Bulgogi

Bulgogi is a traditional

Korean preparation for thinly sliced marinated beef. While it can be made with pork or chicken, bulgogi is usually made with beef. Extremely popular at Western Korean BBQ joints, bulgogi is deeply delicious thanks to its signature marinade, which both tenderizes the meat and infuses each bite with complex flavor. This dish isn’t difficult to make, but does take some time: make it for an extra-special weeknight dinner with friends, served with all your favorite toppings and sides. Here’s everything you need to know: 

The best cut of beef for bulgogi:
The best cut of meat to use for bulgogi is rib-eye because it has a good ratio of fat to muscle. Sirloin also works well because of its tenderness. Super thin slices of meat are key for great bulgogi. Though you can buy thinly sliced meat at an Asian supermarket, you can easily slice the meat yourself. For the thinnest slices, freeze the meat for at least 2 1/2 hours beforehand.

How to make tender beef bulgogi:
The classic beef bulgogi marinade not only adds in the signature sweet flavor to the beef, but helps to tenderize it to perfection. The marinade typically includes onion, apple, kiwi, garlic, soy sauce, brown sugar, mirin, and sesame oil.

Kiwi speeds up the tenderization process, so be careful not to marinate for more than 2 1/2 hours or the structure of the meat will start to get mushy.
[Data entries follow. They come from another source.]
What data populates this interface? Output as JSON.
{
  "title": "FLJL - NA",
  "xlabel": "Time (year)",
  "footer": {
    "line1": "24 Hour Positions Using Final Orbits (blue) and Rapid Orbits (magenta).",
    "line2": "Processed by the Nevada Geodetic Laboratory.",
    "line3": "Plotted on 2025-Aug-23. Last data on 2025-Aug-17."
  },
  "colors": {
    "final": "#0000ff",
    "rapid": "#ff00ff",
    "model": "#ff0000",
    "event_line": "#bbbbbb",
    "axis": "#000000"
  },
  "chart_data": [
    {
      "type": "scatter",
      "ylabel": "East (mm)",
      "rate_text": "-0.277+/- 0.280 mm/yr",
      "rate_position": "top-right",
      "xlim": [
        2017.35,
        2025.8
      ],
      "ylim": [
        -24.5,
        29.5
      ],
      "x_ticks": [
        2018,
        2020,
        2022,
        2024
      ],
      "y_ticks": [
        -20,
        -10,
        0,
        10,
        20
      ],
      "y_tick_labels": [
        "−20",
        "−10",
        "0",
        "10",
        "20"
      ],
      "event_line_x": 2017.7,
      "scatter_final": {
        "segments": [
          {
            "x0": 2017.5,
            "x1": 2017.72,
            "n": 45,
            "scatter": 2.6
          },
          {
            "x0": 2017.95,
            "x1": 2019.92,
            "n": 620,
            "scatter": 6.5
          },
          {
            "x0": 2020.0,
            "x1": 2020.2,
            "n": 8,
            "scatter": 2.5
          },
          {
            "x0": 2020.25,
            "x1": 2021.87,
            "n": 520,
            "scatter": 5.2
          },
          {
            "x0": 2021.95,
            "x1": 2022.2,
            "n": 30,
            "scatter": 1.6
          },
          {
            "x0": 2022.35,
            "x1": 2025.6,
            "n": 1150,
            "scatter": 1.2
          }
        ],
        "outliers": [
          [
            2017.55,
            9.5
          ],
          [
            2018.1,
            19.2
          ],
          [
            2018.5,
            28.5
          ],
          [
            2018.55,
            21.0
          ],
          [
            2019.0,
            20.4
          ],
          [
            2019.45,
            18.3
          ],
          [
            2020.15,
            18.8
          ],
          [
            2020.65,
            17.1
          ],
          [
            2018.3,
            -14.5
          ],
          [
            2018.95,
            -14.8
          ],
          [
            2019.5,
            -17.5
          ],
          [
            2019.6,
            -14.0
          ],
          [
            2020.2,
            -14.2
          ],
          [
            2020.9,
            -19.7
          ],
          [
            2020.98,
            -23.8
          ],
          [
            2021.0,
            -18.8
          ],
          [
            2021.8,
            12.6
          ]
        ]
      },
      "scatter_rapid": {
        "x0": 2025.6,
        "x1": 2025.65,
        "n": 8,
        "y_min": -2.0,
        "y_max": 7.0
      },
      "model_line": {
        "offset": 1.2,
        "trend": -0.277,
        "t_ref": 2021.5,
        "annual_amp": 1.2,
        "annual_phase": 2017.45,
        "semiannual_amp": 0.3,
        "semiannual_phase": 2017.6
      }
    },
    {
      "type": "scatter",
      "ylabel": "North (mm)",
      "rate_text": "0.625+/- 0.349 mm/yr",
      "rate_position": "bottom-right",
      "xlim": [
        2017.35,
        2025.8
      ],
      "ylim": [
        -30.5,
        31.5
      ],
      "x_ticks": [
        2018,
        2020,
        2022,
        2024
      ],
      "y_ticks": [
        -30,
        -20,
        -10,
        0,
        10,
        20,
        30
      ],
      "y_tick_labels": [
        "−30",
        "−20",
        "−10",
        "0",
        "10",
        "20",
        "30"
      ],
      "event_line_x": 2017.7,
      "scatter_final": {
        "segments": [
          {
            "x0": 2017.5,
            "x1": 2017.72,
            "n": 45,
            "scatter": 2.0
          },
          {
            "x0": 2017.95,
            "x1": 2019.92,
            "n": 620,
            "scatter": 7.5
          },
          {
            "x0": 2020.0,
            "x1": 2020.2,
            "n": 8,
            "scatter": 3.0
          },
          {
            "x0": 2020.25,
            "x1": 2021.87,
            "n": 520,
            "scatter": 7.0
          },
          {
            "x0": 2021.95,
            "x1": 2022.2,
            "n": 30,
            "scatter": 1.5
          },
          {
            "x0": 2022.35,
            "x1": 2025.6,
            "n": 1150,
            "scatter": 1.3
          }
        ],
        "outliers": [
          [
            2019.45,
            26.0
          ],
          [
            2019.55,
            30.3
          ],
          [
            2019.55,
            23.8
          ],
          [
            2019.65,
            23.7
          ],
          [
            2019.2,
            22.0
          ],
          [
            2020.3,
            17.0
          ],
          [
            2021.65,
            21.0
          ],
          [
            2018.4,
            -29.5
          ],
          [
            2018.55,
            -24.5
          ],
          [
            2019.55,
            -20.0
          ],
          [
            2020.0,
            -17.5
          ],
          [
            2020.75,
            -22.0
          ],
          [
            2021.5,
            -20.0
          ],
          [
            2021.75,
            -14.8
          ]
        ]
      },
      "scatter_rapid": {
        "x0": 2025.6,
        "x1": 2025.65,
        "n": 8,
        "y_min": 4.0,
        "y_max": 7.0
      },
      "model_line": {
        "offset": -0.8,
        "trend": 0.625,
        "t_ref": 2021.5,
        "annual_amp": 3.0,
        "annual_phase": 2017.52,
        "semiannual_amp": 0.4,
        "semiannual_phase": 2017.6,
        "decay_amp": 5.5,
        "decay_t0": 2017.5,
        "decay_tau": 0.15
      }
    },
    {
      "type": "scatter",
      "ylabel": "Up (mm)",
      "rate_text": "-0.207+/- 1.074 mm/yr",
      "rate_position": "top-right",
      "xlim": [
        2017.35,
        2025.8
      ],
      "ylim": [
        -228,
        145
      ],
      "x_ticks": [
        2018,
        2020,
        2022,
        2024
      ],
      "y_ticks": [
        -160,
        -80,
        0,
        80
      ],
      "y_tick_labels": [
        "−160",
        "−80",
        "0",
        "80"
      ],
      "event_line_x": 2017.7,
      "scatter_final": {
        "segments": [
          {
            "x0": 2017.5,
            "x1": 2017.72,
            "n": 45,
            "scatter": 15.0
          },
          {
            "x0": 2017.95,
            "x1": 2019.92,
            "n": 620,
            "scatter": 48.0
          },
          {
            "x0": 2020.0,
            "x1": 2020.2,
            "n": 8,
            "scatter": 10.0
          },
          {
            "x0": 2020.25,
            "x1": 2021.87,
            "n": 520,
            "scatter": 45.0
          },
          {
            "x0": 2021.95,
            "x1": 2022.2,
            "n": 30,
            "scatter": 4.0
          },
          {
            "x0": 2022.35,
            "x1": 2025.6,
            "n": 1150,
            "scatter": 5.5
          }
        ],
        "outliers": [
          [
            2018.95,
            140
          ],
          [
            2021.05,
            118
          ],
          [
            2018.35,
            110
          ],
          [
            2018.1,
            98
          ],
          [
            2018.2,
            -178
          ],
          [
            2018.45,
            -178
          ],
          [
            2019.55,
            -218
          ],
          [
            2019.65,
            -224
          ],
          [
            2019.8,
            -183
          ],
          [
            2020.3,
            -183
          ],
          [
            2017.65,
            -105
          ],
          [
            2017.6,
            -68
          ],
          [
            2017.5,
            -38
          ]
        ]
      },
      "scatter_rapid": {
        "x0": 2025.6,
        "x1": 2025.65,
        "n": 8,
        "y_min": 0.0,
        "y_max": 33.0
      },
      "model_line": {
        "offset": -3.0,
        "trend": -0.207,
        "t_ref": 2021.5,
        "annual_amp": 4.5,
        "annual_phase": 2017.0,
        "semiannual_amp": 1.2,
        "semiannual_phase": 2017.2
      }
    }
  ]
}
If you want to marinate the bulgogi for longer than 2 hours, then reduce the amount of kiwi used to 1 tablespoon for up to 4 hours or use no kiwi at all to marinate for up to 6 hours. 

How to serve bulgogi:
We prefer to serve our sizzling hot bulgogi on top of white rice with a side of kimchi, topped with toasted white sesame seeds and scallions.